Thursday, October 26, 2017

Packing for Retreat

Yes, it is retreat time again. A weekend of sewing, with my friends, with lots of laughs. The best part is that if someone gets stuck, there are lots of people to help them figure it out.

I have been collecting supplies for the trip. I will be making a couple of bags, so I needed hardware and zippers.

A few years ago, when I first started to make bags in earnest, I looked for a source of zippers. I wanted to buy them in bulk, because $3.50 per zipper was getting a little steep, given how many I use. In addition, they closed the Fabricland near me and the nearest is a 20 minute drive, not on any of my usual routes.  I discover that a company called Zipper Stop sells in Canada, through If you are a Canadian, you know what a hassle getting goods across the border can be, so I normally shop in Canada. However, the prices were in Canadian dollars and customs and duty were included in the price.

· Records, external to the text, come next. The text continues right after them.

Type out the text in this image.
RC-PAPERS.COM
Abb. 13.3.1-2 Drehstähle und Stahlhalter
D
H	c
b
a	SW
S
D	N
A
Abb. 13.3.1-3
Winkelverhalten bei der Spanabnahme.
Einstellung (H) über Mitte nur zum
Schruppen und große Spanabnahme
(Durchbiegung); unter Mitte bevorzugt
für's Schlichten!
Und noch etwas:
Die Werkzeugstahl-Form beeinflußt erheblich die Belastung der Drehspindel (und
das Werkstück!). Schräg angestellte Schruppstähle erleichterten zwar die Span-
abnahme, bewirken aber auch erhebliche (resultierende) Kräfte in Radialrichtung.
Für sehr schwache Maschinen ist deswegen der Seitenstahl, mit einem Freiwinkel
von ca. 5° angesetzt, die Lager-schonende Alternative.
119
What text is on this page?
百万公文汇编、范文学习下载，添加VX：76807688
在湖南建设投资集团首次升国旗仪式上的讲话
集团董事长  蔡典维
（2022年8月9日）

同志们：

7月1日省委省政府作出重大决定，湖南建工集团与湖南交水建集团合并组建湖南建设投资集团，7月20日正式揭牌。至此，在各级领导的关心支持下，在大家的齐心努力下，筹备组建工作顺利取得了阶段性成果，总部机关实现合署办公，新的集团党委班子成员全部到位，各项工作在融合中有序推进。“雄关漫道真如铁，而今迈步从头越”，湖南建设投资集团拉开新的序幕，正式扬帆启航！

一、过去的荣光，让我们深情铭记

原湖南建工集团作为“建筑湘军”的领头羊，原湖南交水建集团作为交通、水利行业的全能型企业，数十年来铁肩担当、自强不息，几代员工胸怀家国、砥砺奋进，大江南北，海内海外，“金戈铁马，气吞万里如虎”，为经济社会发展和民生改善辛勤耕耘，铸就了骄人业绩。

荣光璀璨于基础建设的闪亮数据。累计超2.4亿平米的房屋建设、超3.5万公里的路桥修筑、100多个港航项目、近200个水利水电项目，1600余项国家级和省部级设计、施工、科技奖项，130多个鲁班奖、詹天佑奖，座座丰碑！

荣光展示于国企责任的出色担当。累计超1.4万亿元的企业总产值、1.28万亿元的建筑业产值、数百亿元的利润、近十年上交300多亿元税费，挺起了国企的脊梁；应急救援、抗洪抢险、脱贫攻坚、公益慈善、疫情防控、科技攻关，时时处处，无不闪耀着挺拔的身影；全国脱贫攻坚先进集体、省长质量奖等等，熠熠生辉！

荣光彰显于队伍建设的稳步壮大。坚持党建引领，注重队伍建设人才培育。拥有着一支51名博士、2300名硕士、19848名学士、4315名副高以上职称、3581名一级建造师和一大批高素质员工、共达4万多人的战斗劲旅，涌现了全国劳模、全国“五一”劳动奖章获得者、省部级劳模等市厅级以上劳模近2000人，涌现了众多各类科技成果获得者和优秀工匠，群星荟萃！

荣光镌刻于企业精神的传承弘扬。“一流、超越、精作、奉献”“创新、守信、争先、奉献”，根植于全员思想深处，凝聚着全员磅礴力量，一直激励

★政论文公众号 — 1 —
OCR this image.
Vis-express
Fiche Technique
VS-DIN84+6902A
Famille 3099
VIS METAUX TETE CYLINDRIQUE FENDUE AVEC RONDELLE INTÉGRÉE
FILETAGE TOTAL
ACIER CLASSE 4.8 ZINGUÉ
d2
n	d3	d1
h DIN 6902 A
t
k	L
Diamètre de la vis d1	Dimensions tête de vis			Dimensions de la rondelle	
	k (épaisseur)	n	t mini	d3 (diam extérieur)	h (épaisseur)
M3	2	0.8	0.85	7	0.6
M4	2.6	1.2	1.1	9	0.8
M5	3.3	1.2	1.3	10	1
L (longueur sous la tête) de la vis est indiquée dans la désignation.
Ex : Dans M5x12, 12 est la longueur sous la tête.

I was pleasantly surprised by the service and quality of my zippers , so I have been ordering my bulk zippers from Zipper Stop ever since. I was afraid that my latest batch were not going to make it in time, since they had gotten lost within the shipping system. I went to the mailbox this afternoon and found my parcel of zippers.

These are bright, fun colours, and a box of zipper pulls, so I can change the pulls. The price was about $1/ zipper, shipping included. I have enough to make lots of presents.

I also finished the quilting on my New Brunswick quilt.

I will trim it and take the binding fabric to put on at retreat. Some hand sewing is always good for a break from the machine.

Like the ambulances on the back?

Now I need to cut some fabric, trim the wall hanging, wind some bobbins, and finish packing. I leave bright and early tomorrow.

Wednesday, October 18, 2017

Thanks, Purolater

I did some on line shopping, the end of last week, and according to the tracking, my parcel was to arrive yesterday, via Purolater. So, I arranged my schedule, to wait at home for the parcel to arrive. At about 1:30 PM, I saw the Purolater truck slow down, then speed away, down the street.

I live in a suburban neighbourhood, with lovely big trees, and garages attached to each house. The original neighbourhood covenants required home owners to park in their garages. Since the houses were built when cars were larger, the garage is quite roomy. So our cars spend their downtime, cozy and dry, in the garage. In the cooler weather, it is not possible to tell if someone is home, without going to the door and ringing the bell.

Lately, we have been having the problem that delivery people assume there is no one home, because there is no car in the drive. Five times now, I have had to call and complain because a parcel has been returned to the depot of a delivery service, listed as no answer, when I have seen the truck go by. I am not saying this is what happened yesterday. When I complained about the truck not stopping, I was told, that sadly, they had put my order on the wrong truck. I find this hard to believe, since the parcels are all bar coded, however, I am stuck waiting for this turkey delivery person again today.

On the upside, I made good progress quilting my New Brunswick wall hanging, while waiting for the delivery. Since New Brunswick is an Atlantic province, I am quilting the blue with kind of random wavy lines, to make it look like water.

I think it looks pretty good. About two more sessions should get it finished.

My 1001 Nights shawl is progressing slowly. I am now at the section where it takes about 120 beads per row. Since they must be added one at a time, it takes over an hour to get across the row,

However, the end is near! Just 26 rows to go!

I was tidying some stuff and found a table runner I made a few years ago. Since I seldom use table runners, I hung it in my kitchen.

I am using a snack clip as a quilt hanger. I might want to think about finding a better hanger.

Tuesday, October 3, 2017

MosaiCanada Part 2

As I said, I have lots of pictures, so here are a few more.

Chinese artists came to work on the project. This is their first piece, the dragon dance. On the left, the border plantings are Swiss Chard.

The Lions were represented, too.

In the centre, you get a sense of how big these sculptures are. There is a man in a bucket, with a hose, watering the arch.

A tribute to Glen Gould, a Canadian classical pianist. The piano was playing a recording by Glen Gould.

Maintenance of the works was an on-going task. Here is a gardener, trimming a buffalo, as the buffalo watches. 

The centre-piece of the whole show was Mother Earth.

I couldn't get her into a single picture. Her hand is raised and water is running off it. I love how the different plants give texture to the piece.

The walk ends with a different kind of piece, horses made from driftwood.

The display was truly wonderful, well worth the discomfort of the 31C weather. It closes this week, as the park is returned to its usual state, ready for ice castles and slides in February. We hope that they will come back another year.